NASA working with Tom Cruise to film movie on the International Space Station – Spaceflight Now
NASA said Tuesday it is working with Tom Cruise to film a movie on the International Space Station, but details on the arrangements are scarce.
The news that Cruise was in talks with to shoot an action-adventure film on the space station was first reported Monday by Deadline, which said the actor is working with SpaceX on the project.
NASA Administrator Jim Bridenstine tweeted Tuesday that the agency is “excited to work Tom Cruise on a film aboard the space station. We need popular media to inspire a new generation of engineers and scientists to make NASA’s ambitious plans a reality.”
Cruise, the 57-year-old star of Top Gun and the Mission: Impossible film franchise, has performed daring stunts before. NASA did not confirm Tuesday whether Cruise would himself fly to the space station as part of the film.
SpaceX has not confirmed its role in the film project, but Cruise could fly to the space station on the company’s Crew Dragon spaceship. The Crew Dragon is designed to carry up to four people to and from low Earth orbit, potentially room enough for Cruise, a small film crew and a professional astronaut in command.
Elon Musk, SpaceX’s founder and CEO, tweeted Tuesday: “Should be a lot of fun!”
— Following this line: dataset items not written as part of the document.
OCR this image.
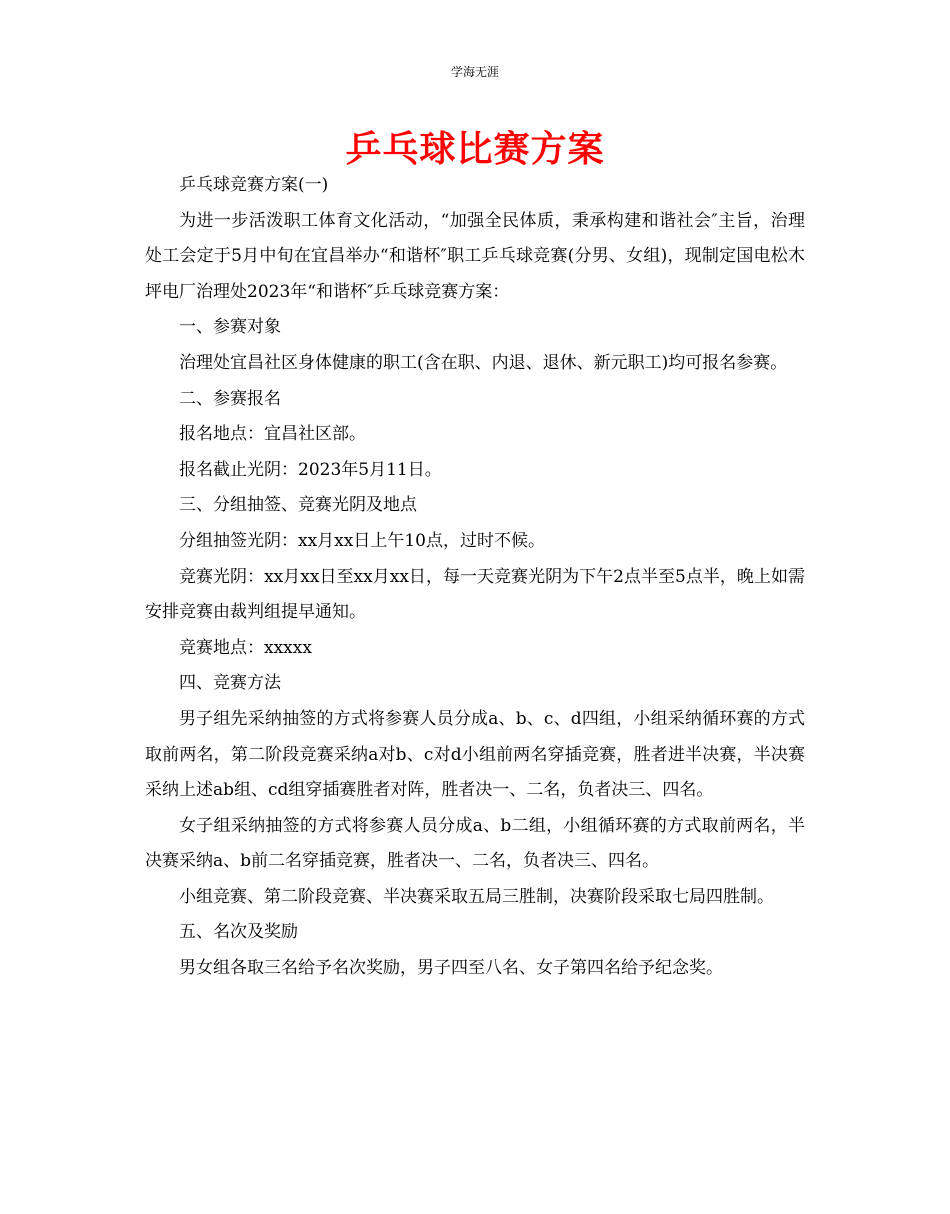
学海无涯
乒乓球比赛方案

乒乓球竞赛方案(一)

为进一步活泼职工体育文化活动，“加强全民体质，秉承构建和谐社会″主旨，治理处工会定于5月中旬在宜昌举办“和谐杯″职工乒乓球竞赛(分男、女组)，现制定国电松木坪电厂治理处2023年“和谐杯″乒乓球竞赛方案：

一、参赛对象

治理处宜昌社区身体健康的职工(含在职、内退、退休、新元职工)均可报名参赛。

二、参赛报名

报名地点：宜昌社区部。

报名截止光阴：2023年5月11日。

三、分组抽签、竞赛光阴及地点

分组抽签光阴：xx月xx日上午10点，过时不候。

竞赛光阴：xx月xx日至xx月xx日，每一天竞赛光阴为下午2点半至5点半，晚上如需安排竞赛由裁判组提早通知。

竞赛地点：xxxxx

四、竞赛方法

男子组先采纳抽签的方式将参赛人员分成a、b、c、d四组，小组采纳循环赛的方式取前两名，第二阶段竞赛采纳a对b、c对d小组前两名穿插竞赛，胜者进半决赛，半决赛采纳上述ab组、cd组穿插赛胜者对阵，胜者决一、二名，负者决三、四名。

女子组采纳抽签的方式将参赛人员分成a、b二组，小组循环赛的方式取前两名，半决赛采纳a、b前二名穿插竞赛，胜者决一、二名，负者决三、四名。

小组竞赛、第二阶段竞赛、半决赛采取五局三胜制，决赛阶段采取七局四胜制。

五、名次及奖励

男女组各取三名给予名次奖励，男子四至八名、女子第四名给予纪念奖。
NASA last year said it would enable private astronauts to spend up to 30 days on the International Space Station. The paying passengers would fly to the station on SpaceX’s Crew Dragon spacecraft or Boeing’s CST-100 Starliner crew capsule, the two human-rated spaceships developed by U.S. industry in partnership with NASA.
Private companies would pay for access to the orbiting research outpost, and the commercial companies would be responsible for funding the flight’s launch and trip to the space station.
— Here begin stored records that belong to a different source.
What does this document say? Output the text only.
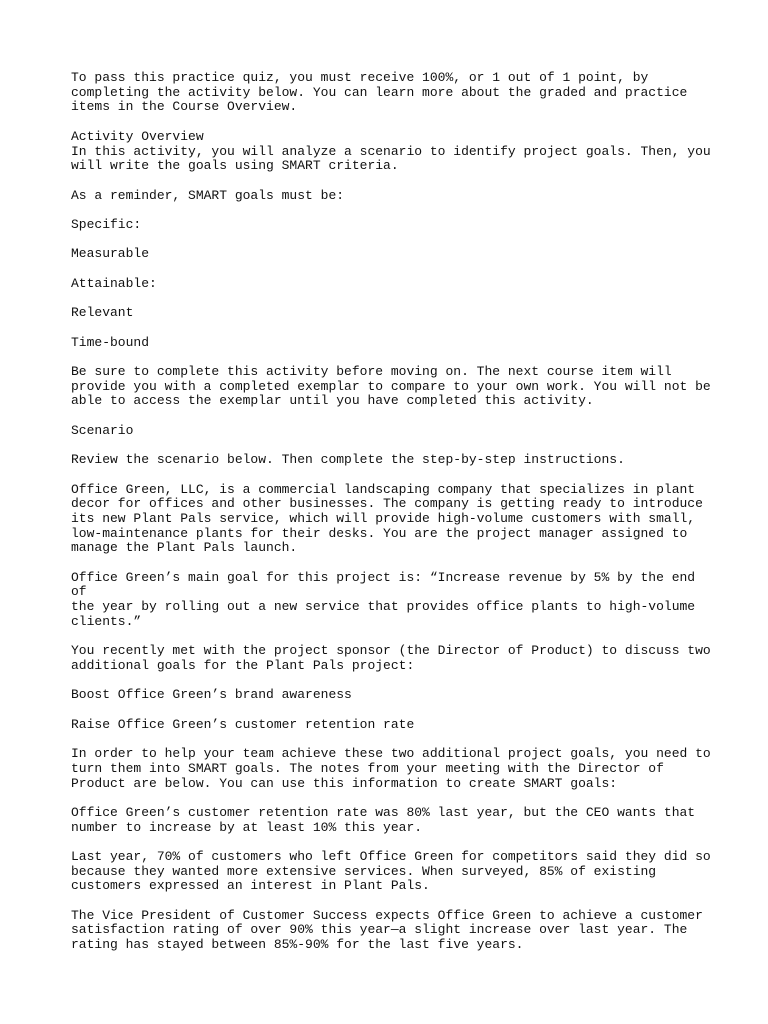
To pass this practice quiz, you must receive 100%, or 1 out of 1 point, by
completing the activity below. You can learn more about the graded and practice
items in the Course Overview.

Activity Overview

In this activity, you will analyze a scenario to identify project goals. Then, you
will write the goals using SMART criteria.

As a reminder, SMART goals must be:

Specific:

Measurable

Attainable:

Relevant

Time-bound

Be sure to complete this activity before moving on. The next course item will
provide you with a completed exemplar to compare to your own work. You will not be
able to access the exemplar until you have completed this activity.

Scenario

Review the scenario below. Then complete the step-by-step instructions.

Office Green, LLC, is a commercial landscaping company that specializes in plant
decor for offices and other businesses. The company is getting ready to introduce
its new Plant Pals service, which will provide high-volume customers with small,
low-maintenance plants for their desks. You are the project manager assigned to
manage the Plant Pals launch.

Office Green’s main goal for this project is: “Increase revenue by 5% by the end of
the year by rolling out a new service that provides office plants to high-volume
clients.”

You recently met with the project sponsor (the Director of Product) to discuss two
additional goals for the Plant Pals project:

Boost Office Green’s brand awareness

Raise Office Green’s customer retention rate

In order to help your team achieve these two additional project goals, you need to
turn them into SMART goals. The notes from your meeting with the Director of
Product are below. You can use this information to create SMART goals:

Office Green’s customer retention rate was 80% last year, but the CEO wants that
number to increase by at least 10% this year.

Last year, 70% of customers who left Office Green for competitors said they did so
because they wanted more extensive services. When surveyed, 85% of existing
customers expressed an interest in Plant Pals.

The Vice President of Customer Success expects Office Green to achieve a customer
satisfaction rating of over 90% this year—a slight increase over last year. The
rating has stayed between 85%-90% for the last five years.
Earlier this year, the space tourism company Space Adventures — which arranged the flight of Garriott and other wealthy passengers to the station on Russian spacecraft — announced an agreement with SpaceX to fly paying passengers on a Crew Dragon spacecraft without going to the space station. Instead, the Crew Dragon contracted by Space Adventures will fly on its own in Earth orbit, reaching altitudes hundreds of miles above the space station to provide passengers a more expansive view of Earth.
Axiom Space said in March that it signed a contract with SpaceX to ferry a professional astronaut and three paying passengers to the International Space Station as soon as next year.
Deadline reported Monday that the film project is “real” but in the “early stages” of development. No studio is attached yet to the film, Deadline reported.
Cruise narrated the 2002 IMAX documentary film Space Station 3D, which was filmed by astronauts during the assembly of the International Space Station. A short science fiction film named Apogee of Fear was filmed on the space station in 2008 by Richard Garriott, who paid for his trip to orbit on a Russian Soyuz spacecraft.
But celebrity spaceflights and past plans for filmmaking projects in orbit have faltered before reaching the launch pad.
Singer Lance Bass of NSYNC began training to fly on a Soyuz mission to the space station in 2002, but his sponsorships fell through. A Russian actor hoped to fly to the Russian space station Mir in 2000, but the project collapsed due to lack of funds.